Figure 4. Construction of  $G'_4$  from  $G_4$ 

## References

- [1] F. Abolhassan, R. Drefenstedt, J. Keller, W. J. Paul, D. Scheerer, On the physical design of PRAMs, In J. Buchmann, H. Ganzinger, W. J. Paul, (Eds.), Festschrift zum 60. Geburtstag von Günter Hotz (Teubner, 1992) 1–19.
- [2] F. Abolhassan, J. Keller, W. J. Paul, On the cost-effectiveness of PRAMs, in: *Proc. 3rd Symposium on Parallel and Distributed Processing* (IEEE, 1991) 2-9.
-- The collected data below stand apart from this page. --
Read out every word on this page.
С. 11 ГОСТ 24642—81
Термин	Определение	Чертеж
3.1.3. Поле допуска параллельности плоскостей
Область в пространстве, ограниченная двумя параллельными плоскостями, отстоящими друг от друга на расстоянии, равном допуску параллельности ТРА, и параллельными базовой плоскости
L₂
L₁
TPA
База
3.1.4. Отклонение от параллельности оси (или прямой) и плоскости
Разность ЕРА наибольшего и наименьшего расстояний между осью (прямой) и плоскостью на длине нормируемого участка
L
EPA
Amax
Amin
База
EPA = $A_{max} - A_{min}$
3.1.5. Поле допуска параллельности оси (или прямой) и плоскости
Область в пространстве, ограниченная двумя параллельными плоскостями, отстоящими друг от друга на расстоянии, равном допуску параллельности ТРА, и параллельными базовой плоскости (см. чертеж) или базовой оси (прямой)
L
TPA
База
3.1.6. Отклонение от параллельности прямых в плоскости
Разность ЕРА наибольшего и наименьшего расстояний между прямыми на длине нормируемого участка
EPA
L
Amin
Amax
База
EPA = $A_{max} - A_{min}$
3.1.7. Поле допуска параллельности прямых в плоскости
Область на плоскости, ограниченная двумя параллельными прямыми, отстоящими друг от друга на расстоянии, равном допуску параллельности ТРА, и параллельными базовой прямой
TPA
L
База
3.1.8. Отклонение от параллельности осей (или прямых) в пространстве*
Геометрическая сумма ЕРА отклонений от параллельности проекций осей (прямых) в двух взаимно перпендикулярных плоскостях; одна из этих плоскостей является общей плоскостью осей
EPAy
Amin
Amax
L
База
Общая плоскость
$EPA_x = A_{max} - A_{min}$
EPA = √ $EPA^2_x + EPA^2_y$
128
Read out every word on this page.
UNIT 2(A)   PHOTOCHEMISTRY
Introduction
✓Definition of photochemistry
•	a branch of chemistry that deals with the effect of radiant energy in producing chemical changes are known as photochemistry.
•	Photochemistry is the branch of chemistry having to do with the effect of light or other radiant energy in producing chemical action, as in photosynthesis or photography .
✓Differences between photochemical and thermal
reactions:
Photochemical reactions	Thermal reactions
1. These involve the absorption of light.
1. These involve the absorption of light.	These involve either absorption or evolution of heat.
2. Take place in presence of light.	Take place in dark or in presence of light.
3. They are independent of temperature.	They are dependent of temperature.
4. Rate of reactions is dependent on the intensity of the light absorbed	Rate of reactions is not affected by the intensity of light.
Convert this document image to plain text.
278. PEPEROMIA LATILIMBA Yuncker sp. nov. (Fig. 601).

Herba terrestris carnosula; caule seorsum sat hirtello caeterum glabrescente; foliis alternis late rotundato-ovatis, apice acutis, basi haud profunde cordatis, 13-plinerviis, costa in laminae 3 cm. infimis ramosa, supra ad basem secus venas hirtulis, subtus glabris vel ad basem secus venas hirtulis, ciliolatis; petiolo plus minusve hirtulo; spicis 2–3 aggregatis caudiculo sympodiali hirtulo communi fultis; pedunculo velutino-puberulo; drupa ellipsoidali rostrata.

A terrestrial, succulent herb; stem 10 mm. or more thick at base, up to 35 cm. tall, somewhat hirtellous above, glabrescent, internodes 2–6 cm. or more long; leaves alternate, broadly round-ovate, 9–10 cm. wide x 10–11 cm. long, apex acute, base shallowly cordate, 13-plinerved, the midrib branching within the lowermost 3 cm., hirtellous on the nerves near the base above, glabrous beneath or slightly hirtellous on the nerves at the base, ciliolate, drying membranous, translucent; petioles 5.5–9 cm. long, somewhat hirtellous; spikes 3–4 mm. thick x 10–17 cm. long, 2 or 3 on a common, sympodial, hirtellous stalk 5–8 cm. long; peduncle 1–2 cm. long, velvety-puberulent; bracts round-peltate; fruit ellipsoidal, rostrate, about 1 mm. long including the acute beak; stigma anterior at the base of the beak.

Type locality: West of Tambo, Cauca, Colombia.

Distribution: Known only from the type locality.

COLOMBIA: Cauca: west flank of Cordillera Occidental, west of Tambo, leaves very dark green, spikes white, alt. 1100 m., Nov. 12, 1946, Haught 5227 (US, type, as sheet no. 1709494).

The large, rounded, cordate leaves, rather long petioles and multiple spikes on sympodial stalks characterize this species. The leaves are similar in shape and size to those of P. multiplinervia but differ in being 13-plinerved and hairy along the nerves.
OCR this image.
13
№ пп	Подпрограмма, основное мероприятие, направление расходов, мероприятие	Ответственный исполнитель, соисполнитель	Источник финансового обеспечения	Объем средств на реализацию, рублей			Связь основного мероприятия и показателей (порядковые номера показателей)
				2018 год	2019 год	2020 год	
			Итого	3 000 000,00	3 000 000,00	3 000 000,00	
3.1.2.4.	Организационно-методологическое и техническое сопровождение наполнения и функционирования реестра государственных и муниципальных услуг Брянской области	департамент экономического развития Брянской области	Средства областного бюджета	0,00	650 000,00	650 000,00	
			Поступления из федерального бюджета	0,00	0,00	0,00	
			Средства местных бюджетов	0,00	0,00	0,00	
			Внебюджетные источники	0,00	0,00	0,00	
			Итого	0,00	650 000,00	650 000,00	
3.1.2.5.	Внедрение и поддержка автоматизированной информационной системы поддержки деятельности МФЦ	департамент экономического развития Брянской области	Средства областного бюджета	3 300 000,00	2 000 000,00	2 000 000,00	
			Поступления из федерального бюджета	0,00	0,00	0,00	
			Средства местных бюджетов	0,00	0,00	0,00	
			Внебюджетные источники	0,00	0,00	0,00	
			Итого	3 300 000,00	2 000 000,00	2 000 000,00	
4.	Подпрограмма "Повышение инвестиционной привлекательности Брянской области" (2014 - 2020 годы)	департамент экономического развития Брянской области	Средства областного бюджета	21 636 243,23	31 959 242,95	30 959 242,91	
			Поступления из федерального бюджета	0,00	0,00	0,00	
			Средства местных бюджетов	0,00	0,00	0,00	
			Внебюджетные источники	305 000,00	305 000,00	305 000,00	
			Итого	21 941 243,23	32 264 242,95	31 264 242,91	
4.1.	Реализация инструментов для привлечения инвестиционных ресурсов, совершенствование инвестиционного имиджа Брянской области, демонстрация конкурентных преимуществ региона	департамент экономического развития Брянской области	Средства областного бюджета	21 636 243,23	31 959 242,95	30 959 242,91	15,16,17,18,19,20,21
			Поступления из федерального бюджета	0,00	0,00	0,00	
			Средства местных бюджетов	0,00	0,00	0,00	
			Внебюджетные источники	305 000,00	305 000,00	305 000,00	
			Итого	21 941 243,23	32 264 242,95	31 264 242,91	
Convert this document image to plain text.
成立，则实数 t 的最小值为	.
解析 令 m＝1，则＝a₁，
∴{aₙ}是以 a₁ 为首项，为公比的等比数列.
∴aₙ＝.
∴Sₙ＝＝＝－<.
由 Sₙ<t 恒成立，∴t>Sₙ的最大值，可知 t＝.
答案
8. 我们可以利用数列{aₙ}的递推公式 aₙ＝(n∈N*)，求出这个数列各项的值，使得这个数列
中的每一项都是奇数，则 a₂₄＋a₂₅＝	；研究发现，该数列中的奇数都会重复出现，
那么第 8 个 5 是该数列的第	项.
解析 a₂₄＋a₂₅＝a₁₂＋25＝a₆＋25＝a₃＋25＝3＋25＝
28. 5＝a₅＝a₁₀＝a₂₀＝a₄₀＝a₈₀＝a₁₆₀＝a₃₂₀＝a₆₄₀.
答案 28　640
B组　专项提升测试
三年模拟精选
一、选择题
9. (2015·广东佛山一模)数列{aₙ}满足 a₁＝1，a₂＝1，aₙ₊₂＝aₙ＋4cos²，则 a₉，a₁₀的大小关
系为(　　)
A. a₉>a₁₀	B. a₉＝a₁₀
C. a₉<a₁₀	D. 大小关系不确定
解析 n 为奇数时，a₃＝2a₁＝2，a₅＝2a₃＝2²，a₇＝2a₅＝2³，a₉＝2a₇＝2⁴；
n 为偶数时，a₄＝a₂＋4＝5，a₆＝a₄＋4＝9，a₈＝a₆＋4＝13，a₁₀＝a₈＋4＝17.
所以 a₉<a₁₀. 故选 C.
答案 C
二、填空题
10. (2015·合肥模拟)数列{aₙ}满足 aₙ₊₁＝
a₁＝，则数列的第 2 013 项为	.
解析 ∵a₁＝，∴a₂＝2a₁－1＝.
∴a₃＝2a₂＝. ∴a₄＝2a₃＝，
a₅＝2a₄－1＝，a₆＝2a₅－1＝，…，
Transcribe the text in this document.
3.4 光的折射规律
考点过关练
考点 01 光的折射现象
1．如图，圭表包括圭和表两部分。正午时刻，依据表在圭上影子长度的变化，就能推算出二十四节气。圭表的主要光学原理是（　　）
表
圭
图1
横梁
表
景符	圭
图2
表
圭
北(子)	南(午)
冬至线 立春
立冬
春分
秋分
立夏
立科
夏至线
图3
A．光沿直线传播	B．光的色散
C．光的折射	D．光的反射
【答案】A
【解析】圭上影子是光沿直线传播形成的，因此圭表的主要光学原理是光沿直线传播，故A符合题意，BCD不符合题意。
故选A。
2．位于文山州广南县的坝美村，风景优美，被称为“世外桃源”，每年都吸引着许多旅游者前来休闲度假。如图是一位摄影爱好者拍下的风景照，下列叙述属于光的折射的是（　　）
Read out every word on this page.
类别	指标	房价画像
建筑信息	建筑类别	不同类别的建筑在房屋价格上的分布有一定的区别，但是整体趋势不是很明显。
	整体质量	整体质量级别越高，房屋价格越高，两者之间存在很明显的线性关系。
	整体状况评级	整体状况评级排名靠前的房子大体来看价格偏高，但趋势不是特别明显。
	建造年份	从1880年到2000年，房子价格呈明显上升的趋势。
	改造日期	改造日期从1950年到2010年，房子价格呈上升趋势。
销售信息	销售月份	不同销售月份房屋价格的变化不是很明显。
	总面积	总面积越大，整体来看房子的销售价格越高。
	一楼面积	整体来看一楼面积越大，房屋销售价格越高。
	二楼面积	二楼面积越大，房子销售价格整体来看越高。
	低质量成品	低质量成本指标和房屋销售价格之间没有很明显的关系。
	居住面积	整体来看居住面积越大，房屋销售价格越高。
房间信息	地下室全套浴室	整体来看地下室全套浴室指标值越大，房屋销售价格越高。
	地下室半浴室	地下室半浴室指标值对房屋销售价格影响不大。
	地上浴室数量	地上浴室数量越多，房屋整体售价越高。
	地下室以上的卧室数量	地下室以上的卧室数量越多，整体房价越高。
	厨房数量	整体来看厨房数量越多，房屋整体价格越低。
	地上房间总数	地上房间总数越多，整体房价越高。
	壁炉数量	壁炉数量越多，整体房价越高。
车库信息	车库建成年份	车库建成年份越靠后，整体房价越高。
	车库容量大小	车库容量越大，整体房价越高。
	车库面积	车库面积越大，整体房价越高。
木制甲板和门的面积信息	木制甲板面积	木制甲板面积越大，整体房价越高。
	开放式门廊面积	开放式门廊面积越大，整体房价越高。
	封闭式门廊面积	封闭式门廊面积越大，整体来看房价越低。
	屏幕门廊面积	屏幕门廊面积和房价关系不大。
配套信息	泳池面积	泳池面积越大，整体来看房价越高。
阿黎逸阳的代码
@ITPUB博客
- [3] R. Drefenstedt, D. Schmidt, On the physical design of butterfly networks for PRAMs, in: *Proc. FRONTIERS '92, Symposium on the Frontiers of Massively Parallel Computation* (IEEE, 1992).
- [4] N. Pippenger, Parallel Communication with limited Buffers, in: *Proc. 25th Symposium on Foundations of Computer Science* (IEEE, 1984) 127-136.
- [5] A. G. Ranade, How to emulate shared memory, in: Proc. 28th Symposium on Foundations of Computer Science (IEEE, 1987) 185-194.
- [6] A. G. Ranade, S. N. Bhatt, and S. L. Johnson, The Fluent Abstract Machine, in: Proc. 5th MIT Conference on Advanced Research in VLSI (1988) 71-93.